2022 Fiscal Year Research-status Report
オンライン教材「看護職の夜勤交代制・長時間勤務改善アクションクエスト」の開発
Project/Area Number |
22K10738
|
Research Institution | St. Luke's International University |
Principal Investigator |
奥 裕美 聖路加国際大学, 大学院看護学研究科, 教授 (80439512)
|
Co-Investigator(Kenkyū-buntansha) |
相澤 恵子 聖路加国際大学, 大学院看護学研究科, 助教 (40520771)
佐々木 菜名代 浜松医科大学, 医学部附属病院, 看護部長 (90816464)
|
Project Period (FY) |
2022-04-01 – 2025-03-31
|
Keywords | 夜間勤務 / 長時間勤務 / 看護師 / 看護職 / 教育教材 |
Outline of Annual Research Achievements |
本研究は、看護職とその管理者に有益な交代制勤務や長時間労働がもたらす安全上のリスクとリスク軽減につながる戦略に関する知識を深めるオンライン学習教材(「看護師・看護管理者の夜勤・交代制勤務アクションクエスト」、以下「クエスト」)を作成し、教育効果の検証を行うことを目的として実施している。 2022年度(3年計画の1年目)は、クエストの開発に向けて、日本の状況についての文献検討、および、クエストガイドの作成を行った。 文献検討は国際的にも珍しい「16時間夜勤」に注目して実施した。はじめに諸外国(米国・英国・オーストラリア・カナダ・フランス)の国や地域が発行する看護職の交代制勤務に関するガイドラインを調査したところ、最長勤務時間は12時間、もしくは12.5時間と規定されていた。次に、看護職の交代制勤務と健康に関わる国内外の文献のうち、勤務時間の記載がある60文献を確認したところ、16時間夜勤の記載があるのは日本の状況についての論文のみであった。
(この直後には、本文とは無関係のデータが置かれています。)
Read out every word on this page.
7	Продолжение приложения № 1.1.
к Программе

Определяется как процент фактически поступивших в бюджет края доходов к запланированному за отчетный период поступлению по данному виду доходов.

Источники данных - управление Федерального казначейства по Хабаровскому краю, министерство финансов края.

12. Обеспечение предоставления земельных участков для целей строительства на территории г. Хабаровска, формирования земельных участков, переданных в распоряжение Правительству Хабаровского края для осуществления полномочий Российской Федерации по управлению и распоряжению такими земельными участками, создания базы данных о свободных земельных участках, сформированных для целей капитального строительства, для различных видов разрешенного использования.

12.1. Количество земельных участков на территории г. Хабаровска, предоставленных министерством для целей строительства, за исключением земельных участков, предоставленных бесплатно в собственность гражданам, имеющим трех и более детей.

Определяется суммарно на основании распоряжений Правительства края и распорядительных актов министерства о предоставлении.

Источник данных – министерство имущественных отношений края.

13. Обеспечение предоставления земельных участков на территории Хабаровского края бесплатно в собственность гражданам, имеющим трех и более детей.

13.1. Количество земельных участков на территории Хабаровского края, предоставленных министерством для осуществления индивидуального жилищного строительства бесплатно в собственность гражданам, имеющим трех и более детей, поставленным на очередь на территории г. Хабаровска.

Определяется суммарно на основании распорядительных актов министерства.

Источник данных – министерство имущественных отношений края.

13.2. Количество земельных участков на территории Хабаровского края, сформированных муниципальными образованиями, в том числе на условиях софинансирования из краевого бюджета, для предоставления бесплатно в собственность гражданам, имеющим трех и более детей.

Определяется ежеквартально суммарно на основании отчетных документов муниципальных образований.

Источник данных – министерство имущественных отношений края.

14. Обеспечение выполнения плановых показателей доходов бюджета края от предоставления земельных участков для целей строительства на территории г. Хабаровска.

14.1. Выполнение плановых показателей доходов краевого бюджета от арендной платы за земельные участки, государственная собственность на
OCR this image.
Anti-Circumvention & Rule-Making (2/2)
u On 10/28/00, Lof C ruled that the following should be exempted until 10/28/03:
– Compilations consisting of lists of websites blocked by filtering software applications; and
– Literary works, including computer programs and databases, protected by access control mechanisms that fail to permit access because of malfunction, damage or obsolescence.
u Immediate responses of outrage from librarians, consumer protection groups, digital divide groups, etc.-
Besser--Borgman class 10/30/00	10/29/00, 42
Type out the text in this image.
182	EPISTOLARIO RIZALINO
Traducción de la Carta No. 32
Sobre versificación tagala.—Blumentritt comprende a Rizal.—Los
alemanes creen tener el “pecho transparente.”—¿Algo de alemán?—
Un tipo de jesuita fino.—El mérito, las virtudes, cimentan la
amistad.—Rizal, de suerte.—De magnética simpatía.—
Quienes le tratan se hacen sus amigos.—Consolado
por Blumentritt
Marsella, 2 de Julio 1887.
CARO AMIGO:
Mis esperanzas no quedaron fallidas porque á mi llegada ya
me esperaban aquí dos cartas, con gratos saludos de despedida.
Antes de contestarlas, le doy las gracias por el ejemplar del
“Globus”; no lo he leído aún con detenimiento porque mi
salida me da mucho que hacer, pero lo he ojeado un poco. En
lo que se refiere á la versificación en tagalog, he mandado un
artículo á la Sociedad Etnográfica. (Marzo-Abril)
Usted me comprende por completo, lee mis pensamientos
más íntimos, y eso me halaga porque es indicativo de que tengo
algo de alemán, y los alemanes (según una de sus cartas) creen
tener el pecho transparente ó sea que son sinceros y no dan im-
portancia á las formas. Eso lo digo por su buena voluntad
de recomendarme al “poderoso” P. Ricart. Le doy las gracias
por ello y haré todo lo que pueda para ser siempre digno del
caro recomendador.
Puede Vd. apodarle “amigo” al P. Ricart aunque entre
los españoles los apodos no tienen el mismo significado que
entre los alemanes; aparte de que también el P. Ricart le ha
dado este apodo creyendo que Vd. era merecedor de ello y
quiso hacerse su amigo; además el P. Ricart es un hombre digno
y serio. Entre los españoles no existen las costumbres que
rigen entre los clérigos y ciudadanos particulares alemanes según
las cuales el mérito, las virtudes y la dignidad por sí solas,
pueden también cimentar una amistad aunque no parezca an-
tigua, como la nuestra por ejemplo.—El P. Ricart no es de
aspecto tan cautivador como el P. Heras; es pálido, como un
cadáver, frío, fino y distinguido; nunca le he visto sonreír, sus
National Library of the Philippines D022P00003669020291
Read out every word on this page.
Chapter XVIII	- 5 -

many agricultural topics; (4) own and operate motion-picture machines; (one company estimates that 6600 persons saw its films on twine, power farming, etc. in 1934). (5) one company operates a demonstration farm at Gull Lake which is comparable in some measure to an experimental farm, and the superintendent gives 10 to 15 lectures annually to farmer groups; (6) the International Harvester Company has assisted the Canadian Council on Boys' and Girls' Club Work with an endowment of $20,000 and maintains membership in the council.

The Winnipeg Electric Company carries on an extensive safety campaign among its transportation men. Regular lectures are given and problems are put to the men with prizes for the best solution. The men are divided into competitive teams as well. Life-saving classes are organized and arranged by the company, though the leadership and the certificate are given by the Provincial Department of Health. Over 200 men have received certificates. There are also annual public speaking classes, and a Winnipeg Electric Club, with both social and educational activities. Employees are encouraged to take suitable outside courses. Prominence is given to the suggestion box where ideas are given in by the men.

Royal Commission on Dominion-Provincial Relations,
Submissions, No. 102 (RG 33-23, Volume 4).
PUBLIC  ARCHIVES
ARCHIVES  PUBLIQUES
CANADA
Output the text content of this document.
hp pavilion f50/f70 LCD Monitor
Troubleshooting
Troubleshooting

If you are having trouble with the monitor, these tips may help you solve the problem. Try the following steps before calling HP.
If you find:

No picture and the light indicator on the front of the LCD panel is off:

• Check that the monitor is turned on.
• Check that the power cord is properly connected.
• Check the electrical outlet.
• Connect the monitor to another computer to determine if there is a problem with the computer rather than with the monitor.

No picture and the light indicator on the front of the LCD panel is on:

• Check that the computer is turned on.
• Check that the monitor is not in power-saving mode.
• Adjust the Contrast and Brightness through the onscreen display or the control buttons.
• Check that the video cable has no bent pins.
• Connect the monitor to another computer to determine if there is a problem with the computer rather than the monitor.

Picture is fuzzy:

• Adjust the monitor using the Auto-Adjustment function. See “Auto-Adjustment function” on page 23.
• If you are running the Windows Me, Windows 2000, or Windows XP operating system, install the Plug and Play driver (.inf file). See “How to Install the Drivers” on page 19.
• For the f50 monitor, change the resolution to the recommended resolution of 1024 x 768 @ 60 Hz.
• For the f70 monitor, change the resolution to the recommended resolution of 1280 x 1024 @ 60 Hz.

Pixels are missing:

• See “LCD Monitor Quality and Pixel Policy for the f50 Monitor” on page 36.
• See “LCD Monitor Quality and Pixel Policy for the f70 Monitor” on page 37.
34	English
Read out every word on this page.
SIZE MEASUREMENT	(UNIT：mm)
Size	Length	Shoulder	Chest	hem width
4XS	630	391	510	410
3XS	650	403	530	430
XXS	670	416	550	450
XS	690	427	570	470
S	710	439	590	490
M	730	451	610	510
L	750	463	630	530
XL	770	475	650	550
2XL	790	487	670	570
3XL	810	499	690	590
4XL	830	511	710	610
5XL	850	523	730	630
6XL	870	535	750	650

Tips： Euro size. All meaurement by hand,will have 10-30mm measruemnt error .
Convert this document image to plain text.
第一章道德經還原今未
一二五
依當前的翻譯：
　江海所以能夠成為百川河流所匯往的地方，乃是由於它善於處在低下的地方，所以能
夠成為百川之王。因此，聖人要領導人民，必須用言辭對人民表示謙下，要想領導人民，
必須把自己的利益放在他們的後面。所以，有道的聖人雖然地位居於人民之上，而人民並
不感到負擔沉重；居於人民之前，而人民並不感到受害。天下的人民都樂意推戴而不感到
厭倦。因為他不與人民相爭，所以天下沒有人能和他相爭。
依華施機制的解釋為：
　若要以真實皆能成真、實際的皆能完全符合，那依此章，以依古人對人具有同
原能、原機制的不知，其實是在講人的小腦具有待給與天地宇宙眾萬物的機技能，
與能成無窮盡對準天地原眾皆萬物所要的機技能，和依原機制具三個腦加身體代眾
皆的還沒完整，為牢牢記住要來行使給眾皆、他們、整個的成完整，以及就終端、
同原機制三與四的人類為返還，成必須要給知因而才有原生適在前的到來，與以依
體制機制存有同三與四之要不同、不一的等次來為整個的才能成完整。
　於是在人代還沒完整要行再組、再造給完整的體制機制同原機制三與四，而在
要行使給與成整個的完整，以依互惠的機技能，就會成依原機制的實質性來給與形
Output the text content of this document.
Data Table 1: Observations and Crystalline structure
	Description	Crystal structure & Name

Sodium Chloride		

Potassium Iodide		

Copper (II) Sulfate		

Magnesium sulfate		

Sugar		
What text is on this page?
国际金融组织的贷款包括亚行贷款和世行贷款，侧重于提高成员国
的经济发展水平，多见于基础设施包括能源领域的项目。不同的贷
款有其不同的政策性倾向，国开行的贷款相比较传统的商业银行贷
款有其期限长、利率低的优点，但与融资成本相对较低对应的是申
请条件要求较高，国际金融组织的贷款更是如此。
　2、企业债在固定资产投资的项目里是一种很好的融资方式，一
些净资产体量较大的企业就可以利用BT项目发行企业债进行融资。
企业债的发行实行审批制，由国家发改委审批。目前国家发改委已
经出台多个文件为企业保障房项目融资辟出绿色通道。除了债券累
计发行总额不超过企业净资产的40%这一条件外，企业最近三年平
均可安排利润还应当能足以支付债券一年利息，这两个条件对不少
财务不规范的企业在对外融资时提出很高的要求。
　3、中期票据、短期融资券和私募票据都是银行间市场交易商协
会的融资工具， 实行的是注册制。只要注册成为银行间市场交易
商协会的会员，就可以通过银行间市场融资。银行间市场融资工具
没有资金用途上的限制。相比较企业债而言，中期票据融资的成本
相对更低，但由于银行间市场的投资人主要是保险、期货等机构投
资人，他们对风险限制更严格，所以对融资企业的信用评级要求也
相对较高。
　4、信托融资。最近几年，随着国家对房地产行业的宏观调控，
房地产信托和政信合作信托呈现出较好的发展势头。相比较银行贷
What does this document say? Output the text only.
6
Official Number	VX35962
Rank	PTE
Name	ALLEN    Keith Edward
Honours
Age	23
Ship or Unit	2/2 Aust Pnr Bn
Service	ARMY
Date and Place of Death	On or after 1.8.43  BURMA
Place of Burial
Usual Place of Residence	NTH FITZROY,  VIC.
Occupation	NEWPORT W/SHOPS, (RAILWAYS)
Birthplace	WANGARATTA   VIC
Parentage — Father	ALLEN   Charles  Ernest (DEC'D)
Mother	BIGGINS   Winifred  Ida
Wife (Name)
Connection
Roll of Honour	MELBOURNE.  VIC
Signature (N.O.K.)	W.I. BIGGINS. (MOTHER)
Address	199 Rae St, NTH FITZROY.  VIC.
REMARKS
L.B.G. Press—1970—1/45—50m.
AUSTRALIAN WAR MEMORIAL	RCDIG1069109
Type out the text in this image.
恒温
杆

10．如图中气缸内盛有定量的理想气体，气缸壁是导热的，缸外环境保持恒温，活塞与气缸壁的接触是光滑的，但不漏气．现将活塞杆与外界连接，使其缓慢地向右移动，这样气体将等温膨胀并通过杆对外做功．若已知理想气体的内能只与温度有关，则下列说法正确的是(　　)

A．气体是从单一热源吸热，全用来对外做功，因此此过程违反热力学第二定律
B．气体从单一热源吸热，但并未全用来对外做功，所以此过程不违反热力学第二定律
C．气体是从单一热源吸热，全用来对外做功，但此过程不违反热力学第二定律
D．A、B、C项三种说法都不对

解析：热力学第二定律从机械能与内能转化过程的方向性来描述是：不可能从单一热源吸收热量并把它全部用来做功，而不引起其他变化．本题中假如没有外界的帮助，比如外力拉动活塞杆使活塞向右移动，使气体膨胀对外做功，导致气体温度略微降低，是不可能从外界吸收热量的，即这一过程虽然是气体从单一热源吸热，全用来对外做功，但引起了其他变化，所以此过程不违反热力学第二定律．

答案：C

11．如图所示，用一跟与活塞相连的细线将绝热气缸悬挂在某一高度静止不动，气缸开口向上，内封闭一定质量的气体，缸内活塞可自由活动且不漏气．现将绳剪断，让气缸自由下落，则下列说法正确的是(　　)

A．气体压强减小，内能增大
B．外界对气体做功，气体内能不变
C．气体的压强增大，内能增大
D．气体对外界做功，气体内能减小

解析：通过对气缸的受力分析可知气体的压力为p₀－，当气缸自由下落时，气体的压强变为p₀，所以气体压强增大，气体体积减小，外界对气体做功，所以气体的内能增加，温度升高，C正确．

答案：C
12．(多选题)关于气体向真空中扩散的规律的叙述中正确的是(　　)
これらの結果から、改めて16時間夜勤は諸外国には見られない日本特有の勤務形態であることを確認した一方、その珍しい勤務形態が根付いているということの背景には、日本の看護職の働き方や生活のスタイルに合っている、ほかの働き方と比較したときにメリットがある、といった背景をより深く理解しなければ、変化させることは困難であると判断した。そこで、16時間夜勤の短縮を実現した医療機関の実践報告9件を分析し、その実装方略を明らかにした。 そして上記の結果を踏まえ、アクションクエストの全体像を示す「ガイド(アクションクエストガイド)」を作成した。
|
Current Status of Research Progress |
Current Status of Research Progress
3: Progress in research has been slightly delayed.
Reason
アクションクエストの作成が遅れている。理由は2点ある。 1:オンライン教材で使える機能の検討を行ったため。受講者の利便性が高く、かつ、できるだけ能動的に受講できるような教材の形式を選定することに、時間がかかっている。 2:アクションクエストガイドを作成したため:オンライン教材だけでなく学習の準備性を高め、管理者が部下たちに内容を説明する際にも利用できるがクションクエストガイドを、教材の前に作成した。
|
Strategy for Future Research Activity |
アクションクエストを完成し、パイロットテストを実施する。さらに、クエストを利用した実態調査を実施する。 調査対象は、16時間夜勤の短縮を目指している医療機関1か所とし、アクションクエストを実装戦略の一つとして利用して、病院・病棟がどのように働き方を変えるのかに注目して調査を行う。具体的には看護職の働き方の変更を質改善活動としてとらえ、Proctor's Framework(2011)を活用したQI(Quality Improvement)アプローチを用いて実施する。 調査を予定している病院では、夜勤時間の変更に向けた取り組みを組織の改善活動としてすでに実施しており、職員教育という実装方略の一つとして本アクションクエストを利用してもらう。調査は病院看護部と本研究班でチームを組み、実装戦略、実装アウトカムを設定する。調査開始は研究機関、実施する病院の研究倫理審査通過後2023年秋ごろからを予定する。
|
Causes of Carryover |
アクションクエスト作成、および教材の保存のためのシステム構築のための資金について、教材の機能を検討し、2022年度には作成していないために次年度使用額が発生した。 2023年度に教材を作成するためにこの資金を使用する予定である。